Small Business Express Financed Over $250 Million in Loans, Grants

11.09.2017
Small Business

Since its inception in 2011, Connecticut’s Small Business Express program has financed over 1,600 deals through $254 million in loans and grants.
The Hartford Business Journal reports that small businesses engaged in the program agreed to create or retain 25,791 jobs in the state.
Administered by the Department of Economic and Community Development, the Small Business Express program was created to provide capital investments of up to $400,000 to small businesses.
The Journal reported that 55 companies that received a total of $9.5 million in loans and grants are no longer in business.
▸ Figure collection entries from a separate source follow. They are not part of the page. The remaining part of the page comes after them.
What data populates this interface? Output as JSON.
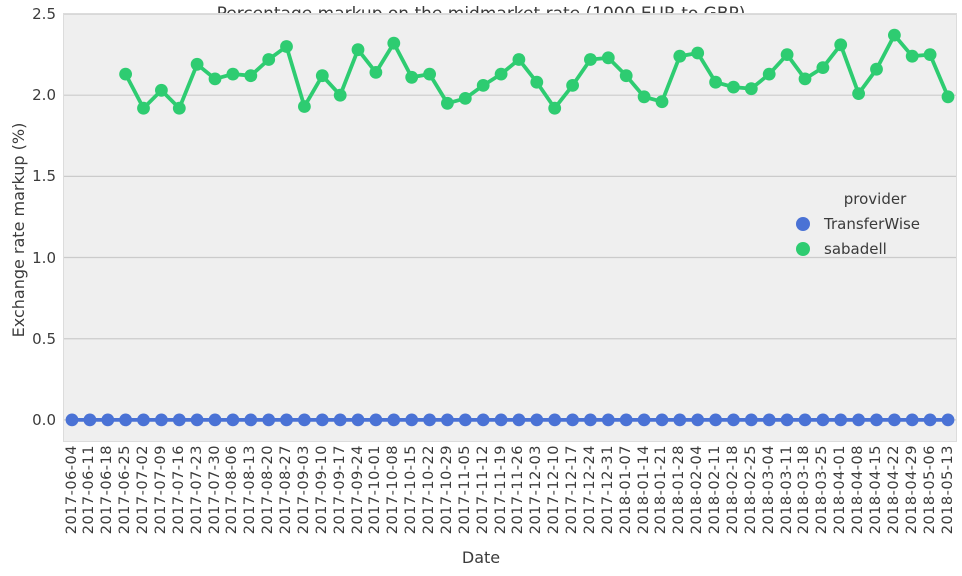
{
  "chart_data": {
    "type": "line",
    "title": "Percentage markup on the midmarket rate (1000 EUR to GBP)",
    "xlabel": "Date",
    "ylabel": "Exchange rate markup (%)",
    "legend_title": "provider",
    "legend_position": "center-right",
    "grid": "horizontal",
    "ylim": [
      -0.13,
      2.5
    ],
    "yticks": [
      0.0,
      0.5,
      1.0,
      1.5,
      2.0,
      2.5
    ],
    "categories": [
      "2017-06-04",
      "2017-06-11",
      "2017-06-18",
      "2017-06-25",
      "2017-07-02",
      "2017-07-09",
      "2017-07-16",
      "2017-07-23",
      "2017-07-30",
      "2017-08-06",
      "2017-08-13",
      "2017-08-20",
      "2017-08-27",
      "2017-09-03",
      "2017-09-10",
      "2017-09-17",
      "2017-09-24",
      "2017-10-01",
      "2017-10-08",
      "2017-10-15",
      "2017-10-22",
      "2017-10-29",
      "2017-11-05",
      "2017-11-12",
      "2017-11-19",
      "2017-11-26",
      "2017-12-03",
      "2017-12-10",
      "2017-12-17",
      "2017-12-24",
      "2017-12-31",
      "2018-01-07",
      "2018-01-14",
      "2018-01-21",
      "2018-01-28",
      "2018-02-04",
      "2018-02-11",
      "2018-02-18",
      "2018-02-25",
      "2018-03-04",
      "2018-03-11",
      "2018-03-18",
      "2018-03-25",
      "2018-04-01",
      "2018-04-08",
      "2018-04-15",
      "2018-04-22",
      "2018-04-29",
      "2018-05-06",
      "2018-05-13"
    ],
    "series": [
      {
        "name": "TransferWise",
        "color": "#4a72d5",
        "values": [
          0,
          0,
          0,
          0,
          0,
          0,
          0,
          0,
          0,
          0,
          0,
          0,
          0,
          0,
          0,
          0,
          0,
          0,
          0,
          0,
          0,
          0,
          0,
          0,
          0,
          0,
          0,
          0,
          0,
          0,
          0,
          0,
          0,
          0,
          0,
          0,
          0,
          0,
          0,
          0,
          0,
          0,
          0,
          0,
          0,
          0,
          0,
          0,
          0,
          0
        ]
      },
      {
        "name": "sabadell",
        "color": "#2ecc71",
        "values": [
          null,
          null,
          null,
          2.13,
          1.92,
          2.03,
          1.92,
          2.19,
          2.1,
          2.13,
          2.12,
          2.22,
          2.3,
          1.93,
          2.12,
          2.0,
          2.28,
          2.14,
          2.32,
          2.11,
          2.13,
          1.95,
          1.98,
          2.06,
          2.13,
          2.22,
          2.08,
          1.92,
          2.06,
          2.22,
          2.23,
          2.12,
          1.99,
          1.96,
          2.24,
          2.26,
          2.08,
          2.05,
          2.04,
          2.13,
          2.25,
          2.1,
          2.17,
          2.31,
          2.01,
          2.16,
          2.37,
          2.24,
          2.25,
          1.99
        ]
      }
    ]
  },
  "colors": {
    "figure_bg": "#ffffff",
    "plot_bg": "#efefef",
    "grid": "#cbcbcb",
    "text": "#3b3b3b"
  }
}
In addition, the analysis found another 138 companies that received $19.6 million in loans and grants were penalized for failing to meet job targets.
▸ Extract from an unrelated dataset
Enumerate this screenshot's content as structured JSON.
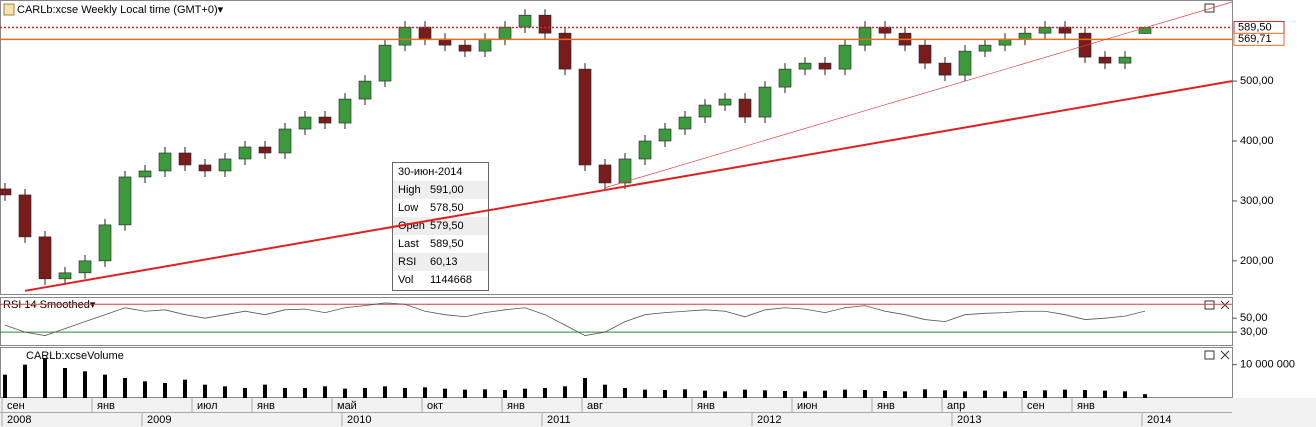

These penalties are meted out through a higher interest rate or a loss in grant funding.
DECD deputy commissioner Bart Kollen defended the default rate, saying it compares favorably to loan defaults that banks experience and that the agency’s “portfolio would look rather positive compared to a lot of commercial lenders.”
However, the program’s future appears in question as the two-year bipartisan budget lawmakers recently approved cuts funding by $5 million in 2018 and eliminates it entirely in 2019.
Gov. Dannel Malloy said he wants to work with lawmakers in the coming months to consider alternatives to the program.